La Finlande montre des résultats très élevés aussi bien pour bon nombre d’élèves qu’en masse. En ce qui concerne la compréhension de l’écrit, trois types de tâches étaient proposés aux élèves :  des tests proches de l’univers quotidien à partir d’articles de journaux, de prospectus ou de recherche d’information,  de l’interprétation de textes,  de réaction sur des textes donnés (« Dis-nous ce que tu penses de ce qui est dit ?) sur lesquels les résultats français sont particulièrement mauvais. Les résultats d’ensemble médiocres de notre pays sont techniquement peu contestables.
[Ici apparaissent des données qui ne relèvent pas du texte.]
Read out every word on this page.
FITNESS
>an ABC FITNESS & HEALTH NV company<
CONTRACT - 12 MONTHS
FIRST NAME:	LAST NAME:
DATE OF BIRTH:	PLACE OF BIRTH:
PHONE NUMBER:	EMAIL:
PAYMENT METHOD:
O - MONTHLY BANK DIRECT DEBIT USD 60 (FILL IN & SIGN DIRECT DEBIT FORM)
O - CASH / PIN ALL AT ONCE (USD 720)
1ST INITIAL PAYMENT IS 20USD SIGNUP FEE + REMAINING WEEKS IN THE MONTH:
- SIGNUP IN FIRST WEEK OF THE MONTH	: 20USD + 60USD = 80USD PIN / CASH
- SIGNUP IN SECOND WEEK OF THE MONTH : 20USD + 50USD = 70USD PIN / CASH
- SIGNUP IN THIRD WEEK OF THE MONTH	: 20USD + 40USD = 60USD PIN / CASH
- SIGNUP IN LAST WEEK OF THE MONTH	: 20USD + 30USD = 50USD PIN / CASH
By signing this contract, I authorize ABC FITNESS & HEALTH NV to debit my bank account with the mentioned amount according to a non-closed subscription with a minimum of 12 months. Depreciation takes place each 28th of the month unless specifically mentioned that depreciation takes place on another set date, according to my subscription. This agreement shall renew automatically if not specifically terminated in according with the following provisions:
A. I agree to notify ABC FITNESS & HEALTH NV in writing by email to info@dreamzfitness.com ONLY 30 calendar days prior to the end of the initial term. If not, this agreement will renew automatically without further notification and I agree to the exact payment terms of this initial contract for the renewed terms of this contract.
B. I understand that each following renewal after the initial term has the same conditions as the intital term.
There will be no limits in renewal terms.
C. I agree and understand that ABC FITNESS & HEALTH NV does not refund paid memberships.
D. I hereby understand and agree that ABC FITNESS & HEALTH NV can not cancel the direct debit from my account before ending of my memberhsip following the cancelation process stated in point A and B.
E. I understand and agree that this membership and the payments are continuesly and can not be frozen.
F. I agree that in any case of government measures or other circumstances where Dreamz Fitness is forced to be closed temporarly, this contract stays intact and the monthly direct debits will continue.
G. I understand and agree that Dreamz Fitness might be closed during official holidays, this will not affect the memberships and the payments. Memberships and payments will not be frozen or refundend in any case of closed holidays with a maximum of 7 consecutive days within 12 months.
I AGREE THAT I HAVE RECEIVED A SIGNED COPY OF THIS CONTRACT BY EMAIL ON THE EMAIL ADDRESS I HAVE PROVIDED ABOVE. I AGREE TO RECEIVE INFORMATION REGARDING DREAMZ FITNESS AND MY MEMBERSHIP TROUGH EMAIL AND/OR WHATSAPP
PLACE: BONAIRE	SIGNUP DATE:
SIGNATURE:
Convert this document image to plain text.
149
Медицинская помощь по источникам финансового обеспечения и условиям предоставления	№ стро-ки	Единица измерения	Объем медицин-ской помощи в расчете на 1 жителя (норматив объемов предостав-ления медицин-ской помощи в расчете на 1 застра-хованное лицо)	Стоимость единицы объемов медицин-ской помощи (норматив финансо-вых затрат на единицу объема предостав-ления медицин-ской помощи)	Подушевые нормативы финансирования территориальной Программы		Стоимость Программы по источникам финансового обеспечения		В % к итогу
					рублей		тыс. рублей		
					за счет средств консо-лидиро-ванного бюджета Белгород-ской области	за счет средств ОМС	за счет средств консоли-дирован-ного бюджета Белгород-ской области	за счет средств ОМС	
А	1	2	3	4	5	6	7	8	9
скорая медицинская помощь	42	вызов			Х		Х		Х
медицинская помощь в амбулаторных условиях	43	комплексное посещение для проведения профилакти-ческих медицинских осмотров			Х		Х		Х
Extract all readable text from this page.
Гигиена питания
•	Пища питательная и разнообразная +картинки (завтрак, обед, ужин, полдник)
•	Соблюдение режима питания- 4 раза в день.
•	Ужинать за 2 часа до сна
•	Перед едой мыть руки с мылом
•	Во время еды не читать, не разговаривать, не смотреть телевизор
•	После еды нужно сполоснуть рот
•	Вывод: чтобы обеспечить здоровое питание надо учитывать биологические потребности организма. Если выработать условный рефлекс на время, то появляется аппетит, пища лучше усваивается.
Ils conduisent en tout état de cause à s’interroger sur les changements que vont apporter au système éducatif français les nouveaux enseignants qui vont massivement remplacer ceux qui, très nombreux (43% de l’effectif), partiront en retraite d’ici 2012 (Il faut noter déjà à ce sujet que ce remplacement supposera que 25 à 30% des licenciés universitaires se destinent à l’enseignement ce qui est loin d’être évident dans le contexte actuel).
L’enquête menée à ce sujet avec Agnès Van Zantem a porté sur 120 enseignants tous passés par l’IUFM. (76 de 23 à 40 ans et 44 plus âgés) et qui se retrouvent dans le second degré pour des raisons assez stables. Globalement aucune réponse nette n’apparaît à la question des changements liés à leur arrivée, tout juste quelques frémissements.
Les nouveaux enseignants (12% de l’effectif actuel) arrivent en fait dans une école qui a déjà beaucoup changé. Changement quantitatif, le 2° piétine depuis 1995, mais aussi changement qualitatif : beaucoup de choses banales doivent être dites aux élèves avant de commencer le cours. Il faut commencer par transformer le jeune en élève. Sujet de plainte des enseignants : ils ont l’obligation de porter individuellement ce que l’institution ne sait pas faire. Ils parlent peu de vocation, au sens où l’on se met au service d’un idéal extérieur à soi. Rien à voir avec leurs prédécesseurs, qui, à leurs débuts, pensaient vouer leur vie à une cause noble, des principes laïques, une mission démocratique… Beaucoup de jeunes préviennent: «Dans dix ans, je ne serai plus là! Le métier, ce n’est pas toute ma vie.» C’est aussi une composante de la jeune génération et un moyen de «se préserver», comme dit l’un d’eux: «Celui qui a la vocation et se rend compte qu’il échoue, face à un élève ou une pédagogie qu’il ne maîtrise pas, se détruit.» De fait, enseigner devient moins menaçant pour l’identité. Pour eux, c’est un métier comme un autre.
On voit cependant émerger un nouveau groupe, les «fils et filles des cités», qui se sentent investis d’une dette envers l’école. A leurs yeux, l’enseignement constitue une réelle promotion sociale.
Mais, pour la majorité des jeunes profs, la motivation s’enracine dans un choix raisonné. Il s’agit d’ «honnêtes étudiants» qui, faute d’autres débouchés, voient dans le métier une manière de cultiver et de transmettre une discipline qui leur a plu et de bénéficier de la stabilité de l’emploi.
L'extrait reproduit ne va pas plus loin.